Ottimo esordio per questa band americana di Filadelfia nel 2004 con l’album omonimo, seguito da Wedding Tree del 2005 album di covers; nel 2006 esce a proseguimento del discorso iniziale l’altrettanto valido Espers II, e dopo tre anni ecco il terzo capitolo di questo progetto Espers III.
La direzione musicale è sempre orientata verso il folk, grazie alla bellissima voce di Meg Baird che non fa rimpiangere la compianta Sandy Denny, allora singer dei Fairport Convention poi leader dei mitici Fotheringay, oppure Maddy Prior degli Steeleye Span o Jaqui Mcshee dei Pentangle, le referenze sono quindi ottime.

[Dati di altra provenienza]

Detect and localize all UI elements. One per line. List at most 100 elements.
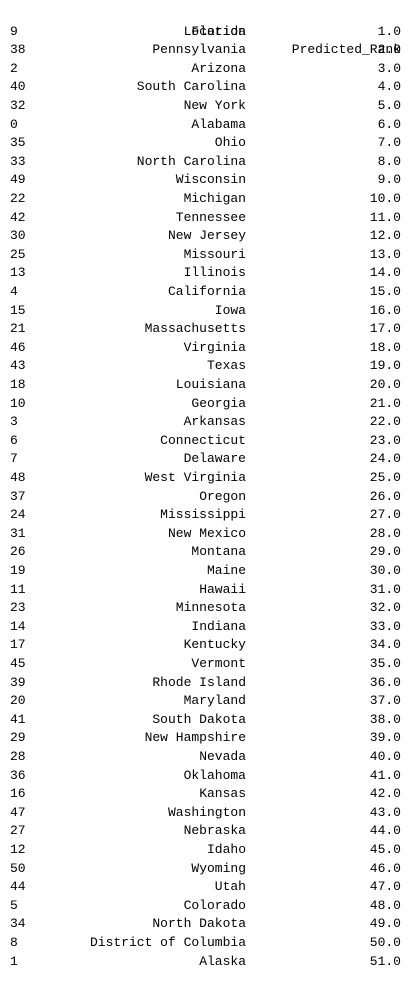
table-row: 1 Alaska 51.0: [0, 953, 415, 972]
row-predicted-rank: 20.0: [369, 377, 401, 392]
table-row: 32 New York 5.0: [0, 97, 415, 116]
row-location: Delaware: [183, 451, 246, 467]
table-row: 43 Texas 19.0: [0, 357, 415, 376]
row-predicted-rank: 30.0: [369, 563, 401, 578]
row-predicted-rank: 21.0: [369, 395, 401, 411]
row-location: Nebraska: [183, 823, 246, 839]
row-predicted-rank: 43.0: [369, 804, 401, 820]
row-predicted-rank: 23.0: [369, 432, 401, 448]
row-location: Wyoming: [191, 860, 246, 876]
table-row: 45 Vermont 35.0: [0, 655, 415, 674]
table-row: 21 Massachusetts 17.0: [0, 320, 415, 339]
row-location: Maine: [206, 563, 246, 578]
table-row: 41 South Dakota 38.0: [0, 711, 415, 730]
table-row: 25 Missouri 13.0: [0, 246, 415, 265]
table-row: 18 Louisiana 20.0: [0, 376, 415, 395]
row-index: 11: [10, 581, 26, 597]
row-predicted-rank: 40.0: [369, 749, 401, 764]
row-predicted-rank: 13.0: [369, 246, 401, 262]
row-index: 39: [10, 674, 26, 690]
row-location: Michigan: [183, 191, 246, 206]
row-predicted-rank: 47.0: [369, 879, 401, 895]
row-predicted-rank: 36.0: [369, 674, 401, 690]
row-predicted-rank: 46.0: [369, 860, 401, 876]
table-row: 23 Minnesota 32.0: [0, 599, 415, 618]
row-index: 47: [10, 804, 26, 820]
row-index: 40: [10, 79, 26, 95]
row-location: District of Columbia: [89, 935, 246, 950]
column-header-predicted-rank: Predicted_Rank: [291, 42, 401, 58]
row-predicted-rank: 15.0: [369, 284, 401, 299]
row-index: 35: [10, 135, 26, 151]
row-index: 30: [10, 228, 26, 244]
row-location: Colorado: [183, 897, 246, 913]
row-location: Ohio: [214, 135, 246, 151]
row-location: Alaska: [199, 953, 246, 969]
row-index: 9: [10, 23, 18, 39]
row-predicted-rank: 5.0: [377, 98, 401, 113]
table-row: 4 California 15.0: [0, 283, 415, 302]
row-location: Vermont: [191, 656, 246, 671]
row-index: 7: [10, 451, 18, 467]
row-index: 23: [10, 600, 26, 616]
table-row: 28 Nevada 40.0: [0, 748, 415, 767]
row-index: 26: [10, 544, 26, 560]
row-index: 18: [10, 377, 26, 392]
table-row: 37 Oregon 26.0: [0, 488, 415, 507]
table-row: 6 Connecticut 23.0: [0, 432, 415, 451]
row-location: Nevada: [199, 749, 246, 764]
row-location: California: [167, 284, 246, 299]
table-row: 2 Arizona 3.0: [0, 60, 415, 79]
table-row: 16 Kansas 42.0: [0, 785, 415, 804]
row-index: 5: [10, 897, 18, 913]
table-row: 12 Idaho 45.0: [0, 841, 415, 860]
row-predicted-rank: 29.0: [369, 544, 401, 560]
row-index: 16: [10, 786, 26, 802]
row-predicted-rank: 44.0: [369, 823, 401, 839]
row-location: Minnesota: [175, 600, 246, 616]
table-row: 15 Iowa 16.0: [0, 302, 415, 321]
row-index: 49: [10, 172, 26, 188]
table-row: 39 Rhode Island 36.0: [0, 674, 415, 693]
row-location: Virginia: [183, 339, 246, 355]
row-index: 1: [10, 953, 18, 969]
row-index: 12: [10, 842, 26, 857]
row-predicted-rank: 14.0: [369, 265, 401, 281]
row-location: New York: [183, 98, 246, 113]
row-index: 8: [10, 935, 18, 950]
row-location: Utah: [214, 879, 246, 895]
row-location: Kentucky: [183, 637, 246, 653]
row-predicted-rank: 2.0: [377, 42, 401, 58]
row-index: 14: [10, 618, 26, 634]
row-predicted-rank: 27.0: [369, 507, 401, 523]
row-predicted-rank: 31.0: [369, 581, 401, 597]
row-location: Rhode Island: [152, 674, 246, 690]
row-predicted-rank: 51.0: [369, 953, 401, 969]
row-index: 27: [10, 823, 26, 839]
table-row: 31 New Mexico 28.0: [0, 525, 415, 544]
row-predicted-rank: 39.0: [369, 730, 401, 746]
row-index: 31: [10, 525, 26, 541]
row-index: 33: [10, 153, 26, 169]
row-index: 45: [10, 656, 26, 671]
table-row: 24 Mississippi 27.0: [0, 506, 415, 525]
row-predicted-rank: 32.0: [369, 600, 401, 616]
row-index: 2: [10, 60, 18, 76]
row-location: Mississippi: [160, 507, 246, 523]
table-row: 48 West Virginia 25.0: [0, 469, 415, 488]
table-row: 27 Nebraska 44.0: [0, 822, 415, 841]
table-row: 0 Alabama 6.0: [0, 116, 415, 135]
row-location: Tennessee: [175, 209, 246, 225]
row-predicted-rank: 11.0: [369, 209, 401, 225]
row-index: 13: [10, 265, 26, 281]
row-location: Oregon: [199, 488, 246, 504]
row-predicted-rank: 48.0: [369, 897, 401, 913]
row-location: Texas: [206, 358, 246, 374]
row-location: Louisiana: [175, 377, 246, 392]
row-predicted-rank: 16.0: [369, 302, 401, 318]
table-row: 47 Washington 43.0: [0, 804, 415, 823]
row-location: South Carolina: [136, 79, 246, 95]
row-index: 43: [10, 358, 26, 374]
table-row: 26 Montana 29.0: [0, 543, 415, 562]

Sicuramente gli album precedenti pur avendo una trama maggiormente complessa risultavano piu’ ispirati; le voci di Meg e di Greg Weeks imprimevano una maggiore forza evocativa; in quest’ultimo lavoro, pur rimanendo integra la notevole potenzialità del gruppo, si avvisa una certa amplificazione del sound originale con l’uso di soluzioni piu’ ridondanti che snaturano un poco il sound con il quale ci avevano viziato, fermo restando il giudizio positivo in toto.
Forse le partiture vocali risultano piu’affondate o affogate nel suono, l’album si apre con l’ottima “I can’t see clear” seguita da “The road of golden dust” sempre di buon livello mixata senza stacco con “Caroline”, senza dubbio piu’ accattivante; “The pearl” ha un morbido inizio che si trasforma senza che te ne accorga in un sound dove l’uso di una chitarra dal suono acido prepara al brano successivo “That which darkly thrives” dove le melodie nitide sono sospinte verso i lidi lontani di una “WEST COAST” ormai soltanto immaginaria, l’arrangiamento “dark-progressive” si alterna con reminiscenze di virtuosismi stile John Rembourn e Bert Jansh, creando una miscela acid-folk che caratterizza l’intero percorso, la dolce “Sightings” lascia spazio a Meridian”, “Another moon song” riapre scenari cari ai Pentangle, “Colony” prelude all’atto conclusivo rappresentato dalla “terra dei Troll” Trollsanda.